Is it a headache or a non-issue
Some rare systems use monotonic oscillator seconds and ignore the earth rotation second, but if you ever have to translate those to real time, you get an accumulating disaster over time and it’s generally regarded as not a good idea.
I believe in the US this error correction has been discontinued in the East and in Texas, but is still done in the West for some kind of non-clock "inadvertent interchange" reasons I don't understand.
Meanwhile....
International timekeepers to vote on changing the leap second to a leap hour
https://www.scientificamerican.com/article/international-tim... (https://archive.ph/GnQUj https://news.ycombinator.com/item?id=48842329)
In practice it will never affect anyone because it's a legal fiction, but even if you pretend to believe we would actually introduce this "leap hour" it would be in the distant future long after we're all dead and if there are still humans who have any idea the year 2026 happened they're not sure which of Donald Trump, Taylor Swift, Tony Stark and John McClane were real people.
They should live in the same abstraction layer that does leap days and daylight savings: the time zones.
>
> from 2017 January 1, 0h UTC, until further notice : UTC-TAI = -37s
This means the atomic clock is behind the solar clock by 37 seconds?
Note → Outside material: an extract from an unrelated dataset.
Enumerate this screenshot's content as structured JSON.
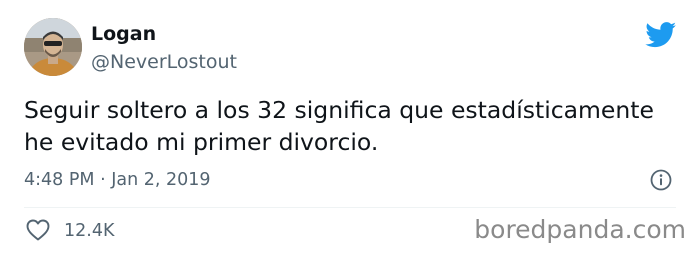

I also don’t understand the reference to 2017.
My guess is that is when they last changed the offset, so the -37s has been in effect since then.
"Because the Earth's rotational speed varies in response to climatic and geological events, UTC leap seconds are irregularly spaced and not precisely predictable."
Earths rotation has been unusually fast lately. So there is not enough drift to warrant a leap second.
Even the titles are sci-fi.
Pandemic -> more people working from home -> less people in tall office buildings -> faster rotation (like a skater pulling in their arms).
Probably not remotely true but it would be funny.